Literature has always tried to explore the human mind. A romantic work examines charm and betrayal, emotions behind love and desire. Fantasy novels will take readers to a miraculous world of wonders. Gothic literature is intertwined with romance and horror, often characterized by supernatural things. Writing of Southern Gothic reveals grotesque - the basis and broken nature of the human soul, and how easily it is mentally and materially destroyed - at a more realistic boundary of Southern culture Explore the Gothic.

The road of Cormac McCarthy conveys the vision of the author of the world after the apocalypse, where human beings are revealed in the limits. In this case, the author explores the essence of human beings side by side with human instincts with superior human value. Even in the barbarian world, there seems to be no place for humanism / human ideals. At the same time, the authors describe the superiority of humanism and human value for instincts, even if we struggle for survival.

This nihilist that appeared there. The Road of Cormac McCarthy tells us what happened after the tragedy destroyed the world. The reader will never discover the cause of these events, but what we know is that human beings oppose us each other. There are few people trying to maintain their own human nature, but just people who just want to live will never be others. The world we know in 2017 is dark. We use something to conceal them and to distract the horrible events that we know what we know. Perhaps this is a defense mechanism, or we are living in an ignorant state. No matter what that means, there is still time to quit. As a society, we need to remember what is really important and to cooperate to eliminate our differences (race, sex, sex, religion, class, etc.) and to enjoy life as much as possible.

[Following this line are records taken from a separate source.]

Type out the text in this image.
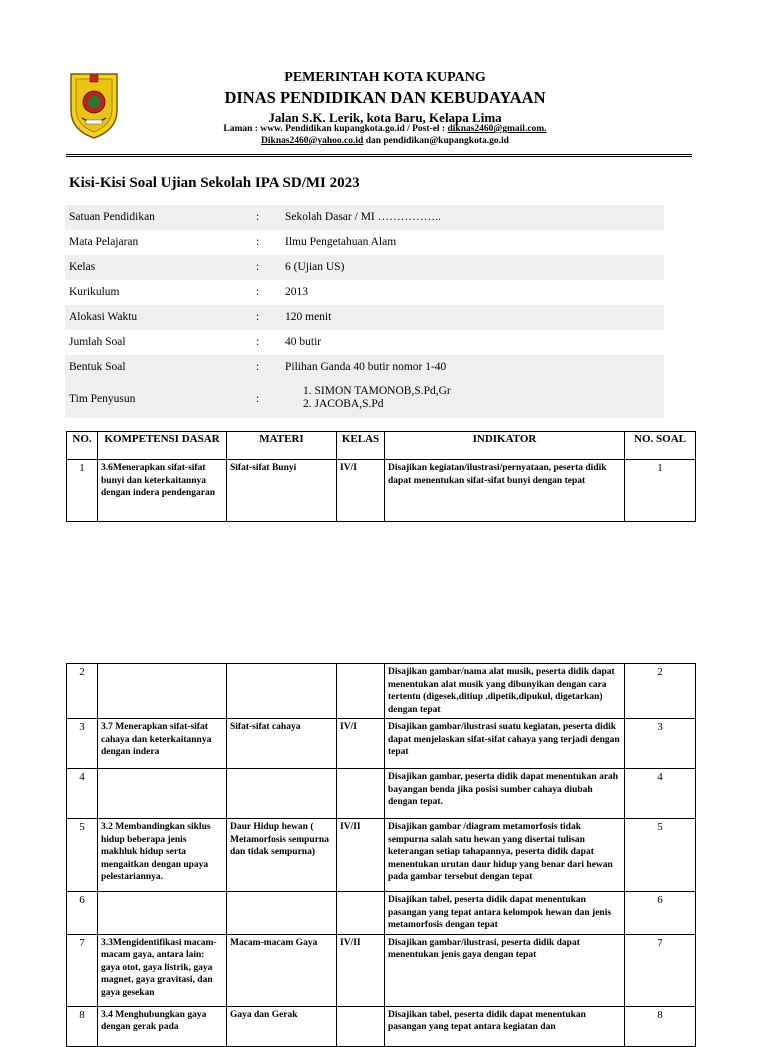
PEMERINTAH KOTA KUPANG
DINAS PENDIDIKAN DAN KEBUDAYAAN
Jalan S.K. Lerik, kota Baru, Kelapa Lima
Laman : www. Pendidikan kupangkota.go.id / Post-el : diknas2460@gmail.com.
Diknas2460@yahoo.co.id dan pendidikan@kupangkota.go.id
Kisi-Kisi Soal Ujian Sekolah IPA SD/MI 2023
Satuan Pendidikan	: Sekolah Dasar / MI ……………..
Mata Pelajaran	: Ilmu Pengetahuan Alam
Kelas	: 6 (Ujian US)
Kurikulum	: 2013
Alokasi Waktu	: 120 menit
Jumlah Soal	: 40 butir
Bentuk Soal	: Pilihan Ganda 40 butir nomor 1-40
Tim Penyusun	:
1. SIMON TAMONOB,S.Pd,Gr
2. JACOBA,S.Pd
NO.	KOMPETENSI DASAR	MATERI	KELAS	INDIKATOR	NO. SOAL
1	3.6Menerapkan sifat-sifat bunyi dan keterkaitannya dengan indera pendengaran	Sifat-sifat Bunyi	IV/I	Disajikan kegiatan/ilustrasi/pernyataan, peserta didik dapat menentukan sifat-sifat bunyi dengan tepat	1
2				Disajikan gambar/nama alat musik, peserta didik dapat menentukan alat musik yang dibunyikan dengan cara tertentu (digesek,ditiup ,dipetik,dipukul, digetarkan) dengan tepat	2
3	3.7 Menerapkan sifat-sifat cahaya dan keterkaitannya dengan indera	Sifat-sifat cahaya	IV/I	Disajikan gambar/ilustrasi suatu kegiatan, peserta didik dapat menjelaskan sifat-sifat cahaya yang terjadi dengan tepat	3
4				Disajikan gambar, peserta didik dapat menentukan arah bayangan benda jika posisi sumber cahaya diubah dengan tepat.	4
5	3.2 Membandingkan siklus hidup beberapa jenis makhluk hidup serta mengaitkan dengan upaya pelestariannya.	Daur Hidup hewan ( Metamorfosis sempurna dan tidak sempurna)	IV/II	Disajikan gambar /diagram metamorfosis tidak sempurna salah satu hewan yang disertai tulisan keterangan setiap tahapannya, peserta didik dapat menentukan urutan daur hidup yang benar dari hewan pada gambar tersebut dengan tepat	5
6				Disajikan tabel, peserta didik dapat menentukan pasangan yang tepat antara kelompok hewan dan jenis metamorfosis dengan tepat	6
7	3.3Mengidentifikasi macam-macam gaya, antara lain: gaya otot, gaya listrik, gaya magnet, gaya gravitasi, dan gaya gesekan	Macam-macam Gaya	IV/II	Disajikan gambar/ilustrasi, peserta didik dapat menentukan jenis gaya dengan tepat	7
8	3.4 Menghubungkan gaya dengan gerak pada	Gaya dan Gerak		Disajikan tabel, peserta didik dapat menentukan pasangan yang tepat antara kegiatan dan	8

After all, the choice is not the most promising story that we have ever seen.

Since the late 1970's, Cormac McCarthy Society president Dianne Luce has written extensively about Cormac McCarthy. After having an excellent educational history at the Midland Institute of Technology in Columbia, South Carolina, he retired in June 2007 and became an independent scholar. She recently completed a manuscript on the history, culture and philosophical background of the work of McCarthy's Tennessee, published by the University of South Carolina Press. Wes Morgan recently retired from professor of full-time psychology at the Department of Psychology Clinical Training Program at the University of Tennessee. Since reading The Orchard Keeper for the first time in 1965, he has been interested in Cormac McCarthy's work and has written several papers on McCarthy's early life and works.